FCA Launches Major Review of Motor Finance Practices

Motor finance claims have long been a hot topic for law firms who have been awaiting the outcome of several Ombudsman (FOS) decisions which in turn would prompt a further review of the industry practice by the Financial Conduct Authority (FCA).

Last week the FCA confirmed that they have commenced a comprehensive review to enable them to determine possible compensation owed to individuals who have been charged excessively for motor finance before the ban of discretionary interest commission models in 2021. This investigation comes following many motor finance companies unjustly rejecting potentially valid claims against the lenders. The amount of compensation that individuals might receive will depend on various factors, including the cost of the vehicle, the applied interest rate, and the contract duration.
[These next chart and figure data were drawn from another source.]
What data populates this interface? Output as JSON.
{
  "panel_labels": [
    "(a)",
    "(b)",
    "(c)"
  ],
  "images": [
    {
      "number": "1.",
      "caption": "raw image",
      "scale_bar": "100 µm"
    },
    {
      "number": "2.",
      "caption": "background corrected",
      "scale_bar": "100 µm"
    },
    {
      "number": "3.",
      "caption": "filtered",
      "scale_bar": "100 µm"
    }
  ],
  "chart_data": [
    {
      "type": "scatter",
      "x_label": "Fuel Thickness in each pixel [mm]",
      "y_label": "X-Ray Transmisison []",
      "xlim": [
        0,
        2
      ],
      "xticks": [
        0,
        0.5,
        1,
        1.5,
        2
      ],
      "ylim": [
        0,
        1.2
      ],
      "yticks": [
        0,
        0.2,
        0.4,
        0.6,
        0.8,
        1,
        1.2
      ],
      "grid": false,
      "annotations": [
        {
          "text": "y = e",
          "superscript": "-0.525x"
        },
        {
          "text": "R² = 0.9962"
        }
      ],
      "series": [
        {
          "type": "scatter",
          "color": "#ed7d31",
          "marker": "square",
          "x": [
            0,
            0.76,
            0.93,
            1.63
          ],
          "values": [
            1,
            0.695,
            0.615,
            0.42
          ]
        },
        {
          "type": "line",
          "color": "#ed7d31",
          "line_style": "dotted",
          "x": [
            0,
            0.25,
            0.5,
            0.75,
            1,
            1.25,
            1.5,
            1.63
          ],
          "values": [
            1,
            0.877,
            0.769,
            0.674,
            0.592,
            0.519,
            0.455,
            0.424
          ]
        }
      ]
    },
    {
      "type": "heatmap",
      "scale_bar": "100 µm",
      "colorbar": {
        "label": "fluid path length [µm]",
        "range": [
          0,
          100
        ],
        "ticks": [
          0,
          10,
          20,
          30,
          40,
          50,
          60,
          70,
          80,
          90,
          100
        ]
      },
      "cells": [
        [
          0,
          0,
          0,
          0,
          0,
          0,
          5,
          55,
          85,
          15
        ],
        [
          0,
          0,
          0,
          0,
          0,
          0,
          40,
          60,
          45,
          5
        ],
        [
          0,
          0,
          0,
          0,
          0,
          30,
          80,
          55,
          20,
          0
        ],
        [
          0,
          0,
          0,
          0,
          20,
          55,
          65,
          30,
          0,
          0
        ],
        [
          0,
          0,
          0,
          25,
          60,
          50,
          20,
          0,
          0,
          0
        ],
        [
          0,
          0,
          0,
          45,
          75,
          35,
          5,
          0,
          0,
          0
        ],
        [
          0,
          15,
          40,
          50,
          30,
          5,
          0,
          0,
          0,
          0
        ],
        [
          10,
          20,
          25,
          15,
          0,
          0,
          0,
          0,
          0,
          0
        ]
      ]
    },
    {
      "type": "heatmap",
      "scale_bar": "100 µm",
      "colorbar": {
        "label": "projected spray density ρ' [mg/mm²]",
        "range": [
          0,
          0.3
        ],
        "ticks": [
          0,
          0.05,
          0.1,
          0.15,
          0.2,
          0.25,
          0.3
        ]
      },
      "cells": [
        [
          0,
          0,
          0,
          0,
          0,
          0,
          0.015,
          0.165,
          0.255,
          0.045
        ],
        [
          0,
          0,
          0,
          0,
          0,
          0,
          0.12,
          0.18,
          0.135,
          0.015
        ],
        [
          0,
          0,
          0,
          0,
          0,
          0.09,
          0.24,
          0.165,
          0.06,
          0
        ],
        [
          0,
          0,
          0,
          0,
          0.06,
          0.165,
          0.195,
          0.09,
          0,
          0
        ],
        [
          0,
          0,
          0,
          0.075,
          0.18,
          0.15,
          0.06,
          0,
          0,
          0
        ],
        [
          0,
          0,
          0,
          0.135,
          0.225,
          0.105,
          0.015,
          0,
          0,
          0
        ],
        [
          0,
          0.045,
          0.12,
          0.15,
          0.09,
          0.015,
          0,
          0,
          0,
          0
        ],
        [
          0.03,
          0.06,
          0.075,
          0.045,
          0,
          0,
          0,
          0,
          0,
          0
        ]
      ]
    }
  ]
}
It’s been quoted that a claimant could receive anything up to £3,000 per claim and due to the nature of PCP agreements, it is likely that the claimant will have more than one.

Those with a motor finance agreement held over the past few years might have incurred higher costs due to undisclosed commissions charged by their lender or the dealer - it is this practice that the FCA are now going to investigate fully, to ensure consumers are treated fairly. In order to allow them to do this thoroughly, the FCA has temporarily paused the deadline that motor finance firms have to respond to complaints regarding discretionary commission, this pause is likely to be lifted in September 2024.

The FCA’s decision to investigate is welcomed by Claimant Firms and the consumers they represent as it is a pivotal move against lenders and brokers who have been manipulating interest rates in order to inflate their commissions.